Monday, April 25, 2011

Bust an Infertility Myth Blog Challenge

Yes, I finally figured out, 8 months later, how to put a title on my posts.  Computers aren't my thing, ok?

To commemorate National Infertility Awareness Week, RESOLVE.org is sponsoring the Bust an Infertility Myth Blog Challenge.  I chose two related myths to address in the same post, one related to domestic adoption in general and the other related to foster-to-adopt programs. 

Myth: There are many unwanted babies available for domestic adoption.     

Myth: You will eventually be able to adopt the child.

Both of these myths relate to fears that I have about if we need to go the route of adoption.  I'm scared to death of how crushed I would be to get close to being a parent and then for it not to happen.  There's another couple whose blog I follow who have been accepted by an adoption agency and then weren't hearing anything for a long while.  They checked to make sure that they were being considered and that their profile was being shown, and they found out that birth mothers were looking at their profile and not choosing them.  I worry that I/we won't look good enough for a mother to want us to raise their child.  I know that no couple and no family is perfect, but the people that care enough about their baby to go through a reputable agency also care enough to want the best for their child.  There's always going to be someone better than me/us out there, someone who can afford to give their new child the best of everything, someone who did not spend all of whatever savings they were able to gather in order to get into line to be passed over by every mother.  After all, once I'm able to switch to my company's insurance, IVF and other ART will be covered, but adoption will not...

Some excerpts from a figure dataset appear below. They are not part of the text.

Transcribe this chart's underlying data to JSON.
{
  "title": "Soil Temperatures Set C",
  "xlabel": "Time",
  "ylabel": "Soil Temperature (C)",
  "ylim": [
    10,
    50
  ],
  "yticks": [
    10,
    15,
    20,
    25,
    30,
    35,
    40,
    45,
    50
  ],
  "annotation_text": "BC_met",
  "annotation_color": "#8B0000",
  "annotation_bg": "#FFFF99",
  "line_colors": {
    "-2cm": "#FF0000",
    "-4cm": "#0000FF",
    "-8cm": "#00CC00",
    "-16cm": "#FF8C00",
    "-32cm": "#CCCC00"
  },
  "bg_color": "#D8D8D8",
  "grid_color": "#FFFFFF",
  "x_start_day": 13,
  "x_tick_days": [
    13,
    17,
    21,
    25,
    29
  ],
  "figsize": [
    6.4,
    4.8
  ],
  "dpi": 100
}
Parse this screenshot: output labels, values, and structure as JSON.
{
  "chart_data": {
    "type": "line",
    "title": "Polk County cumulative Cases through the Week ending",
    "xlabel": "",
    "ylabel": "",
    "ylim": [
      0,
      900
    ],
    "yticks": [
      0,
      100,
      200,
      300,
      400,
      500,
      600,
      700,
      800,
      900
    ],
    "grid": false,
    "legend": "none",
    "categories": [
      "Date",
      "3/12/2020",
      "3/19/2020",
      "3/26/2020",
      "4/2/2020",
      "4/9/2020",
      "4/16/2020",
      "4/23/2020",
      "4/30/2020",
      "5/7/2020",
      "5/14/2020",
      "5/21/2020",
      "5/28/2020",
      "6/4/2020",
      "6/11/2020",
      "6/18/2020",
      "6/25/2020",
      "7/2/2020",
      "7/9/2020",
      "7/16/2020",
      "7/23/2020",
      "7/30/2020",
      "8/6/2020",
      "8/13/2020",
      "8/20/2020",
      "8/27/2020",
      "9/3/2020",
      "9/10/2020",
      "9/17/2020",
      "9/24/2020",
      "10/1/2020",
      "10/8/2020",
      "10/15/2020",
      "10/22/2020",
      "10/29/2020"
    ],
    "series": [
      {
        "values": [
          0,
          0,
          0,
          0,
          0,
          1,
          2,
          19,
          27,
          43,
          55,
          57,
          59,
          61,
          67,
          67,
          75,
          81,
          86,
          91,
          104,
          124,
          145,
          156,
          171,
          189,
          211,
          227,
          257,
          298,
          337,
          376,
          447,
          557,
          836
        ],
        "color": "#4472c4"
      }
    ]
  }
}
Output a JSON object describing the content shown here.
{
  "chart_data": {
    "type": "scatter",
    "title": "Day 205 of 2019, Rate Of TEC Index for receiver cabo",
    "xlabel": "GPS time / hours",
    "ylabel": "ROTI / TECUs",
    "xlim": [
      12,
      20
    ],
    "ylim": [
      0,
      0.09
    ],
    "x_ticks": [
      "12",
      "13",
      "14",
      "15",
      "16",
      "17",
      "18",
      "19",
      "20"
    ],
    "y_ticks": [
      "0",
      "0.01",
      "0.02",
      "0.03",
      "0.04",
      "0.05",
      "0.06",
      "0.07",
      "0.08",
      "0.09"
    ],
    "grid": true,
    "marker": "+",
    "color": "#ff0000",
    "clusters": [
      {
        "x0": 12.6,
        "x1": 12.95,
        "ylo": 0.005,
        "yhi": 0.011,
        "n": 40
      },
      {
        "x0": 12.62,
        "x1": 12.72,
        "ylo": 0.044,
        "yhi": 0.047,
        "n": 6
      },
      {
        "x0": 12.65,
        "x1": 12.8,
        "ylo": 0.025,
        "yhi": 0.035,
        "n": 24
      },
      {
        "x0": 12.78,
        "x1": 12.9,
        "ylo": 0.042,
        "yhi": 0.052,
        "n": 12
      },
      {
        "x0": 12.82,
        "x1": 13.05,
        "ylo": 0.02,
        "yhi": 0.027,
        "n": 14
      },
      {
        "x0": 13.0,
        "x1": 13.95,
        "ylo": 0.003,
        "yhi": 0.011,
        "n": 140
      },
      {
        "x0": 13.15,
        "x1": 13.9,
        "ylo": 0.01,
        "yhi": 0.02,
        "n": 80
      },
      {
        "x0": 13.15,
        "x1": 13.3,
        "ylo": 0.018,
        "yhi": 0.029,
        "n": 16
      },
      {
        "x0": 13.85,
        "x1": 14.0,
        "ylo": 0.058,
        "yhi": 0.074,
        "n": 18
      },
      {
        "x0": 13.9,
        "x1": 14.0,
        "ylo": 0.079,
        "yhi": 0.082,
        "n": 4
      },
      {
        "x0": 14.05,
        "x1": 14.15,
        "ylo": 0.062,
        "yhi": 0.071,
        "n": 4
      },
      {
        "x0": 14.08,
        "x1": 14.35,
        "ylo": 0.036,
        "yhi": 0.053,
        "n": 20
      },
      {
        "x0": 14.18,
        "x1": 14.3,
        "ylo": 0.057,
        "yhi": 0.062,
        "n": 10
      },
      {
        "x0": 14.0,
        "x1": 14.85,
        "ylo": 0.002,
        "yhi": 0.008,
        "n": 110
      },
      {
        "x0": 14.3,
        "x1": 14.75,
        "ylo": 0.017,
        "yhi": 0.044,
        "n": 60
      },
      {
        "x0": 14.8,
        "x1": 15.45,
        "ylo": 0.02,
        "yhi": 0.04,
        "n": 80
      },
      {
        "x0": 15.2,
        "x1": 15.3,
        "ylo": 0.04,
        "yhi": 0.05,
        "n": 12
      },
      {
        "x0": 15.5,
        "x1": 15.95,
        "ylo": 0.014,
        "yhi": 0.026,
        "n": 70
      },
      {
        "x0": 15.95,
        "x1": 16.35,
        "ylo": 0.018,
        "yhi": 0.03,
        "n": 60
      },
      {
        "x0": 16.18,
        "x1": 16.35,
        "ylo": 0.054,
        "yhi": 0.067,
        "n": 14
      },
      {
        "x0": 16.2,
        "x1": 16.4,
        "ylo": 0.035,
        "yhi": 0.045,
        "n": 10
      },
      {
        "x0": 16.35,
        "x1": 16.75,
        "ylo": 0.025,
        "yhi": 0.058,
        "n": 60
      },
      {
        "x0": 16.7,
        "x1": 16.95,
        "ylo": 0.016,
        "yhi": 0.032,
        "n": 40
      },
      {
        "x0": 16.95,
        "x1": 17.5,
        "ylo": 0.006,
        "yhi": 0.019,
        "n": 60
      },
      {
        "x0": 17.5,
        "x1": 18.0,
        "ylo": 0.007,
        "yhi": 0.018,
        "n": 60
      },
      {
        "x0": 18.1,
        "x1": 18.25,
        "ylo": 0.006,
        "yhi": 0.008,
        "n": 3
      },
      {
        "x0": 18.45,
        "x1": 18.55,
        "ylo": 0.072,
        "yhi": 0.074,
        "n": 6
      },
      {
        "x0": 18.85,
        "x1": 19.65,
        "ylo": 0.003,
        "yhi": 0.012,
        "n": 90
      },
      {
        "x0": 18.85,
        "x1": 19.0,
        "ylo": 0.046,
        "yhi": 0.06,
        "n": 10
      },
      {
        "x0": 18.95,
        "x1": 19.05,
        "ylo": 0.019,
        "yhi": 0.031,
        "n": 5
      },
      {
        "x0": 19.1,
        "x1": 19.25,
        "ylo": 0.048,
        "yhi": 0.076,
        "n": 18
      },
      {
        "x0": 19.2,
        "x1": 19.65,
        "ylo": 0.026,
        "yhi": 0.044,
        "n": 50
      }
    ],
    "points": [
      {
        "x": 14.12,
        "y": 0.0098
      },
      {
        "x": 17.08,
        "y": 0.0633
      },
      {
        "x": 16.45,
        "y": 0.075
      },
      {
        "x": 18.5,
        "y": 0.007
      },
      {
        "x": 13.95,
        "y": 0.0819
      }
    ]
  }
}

Foster-to-adopt programs have been suggested to me as a more affordable option, and one where people are needed.  I've tended to be at least somewhat resistant to the idea, although I haven't ruled it out for sure.  The biggest reason I've been resistant is because of what I do for a living.  I am, after all, a social worker.  In my current job, I don't work with the foster care system.  I have in previous jobs, however, and the main thing that experience did is strengthen the feeling I came out of grad school with that I never wanted to work in the foster care system.  No, I don't think all DSS workers are bad or incompetent or anything like that.  But I certainly don't want to be a social worker all day and then come home and have to fight with the foster care system on behalf of my own child.  I want home to be, while not easy, at least different from work!  

Another aspect of the foster-to-adopt system came up when I was discussing things with my therapist tonight, though.  With many of the kids I had worked with, I had seen in their histories situations where the parental rights were about to be terminated so the child would be eligible for adoption when the birth parents suddenly tried to get things together so they could get their child back.  Sometimes the parents did get their children back and then lost them again or took them back to DSS and said, "Take them."  Sometimes, the situation dragged on, the parents never did get their act together, and the child did become eligible to be adopted, but a long time and a lot of pain later.  Either way, it's extremely heart-wrenching for the parents that want to adopt.  I don't know that I could do that, become attached to a child and then have that child taken away.  And possibly more than once??  I don't even want to think about that!

So yeah, long story short, adoption is at least as fraught as assisted reproductive technologies.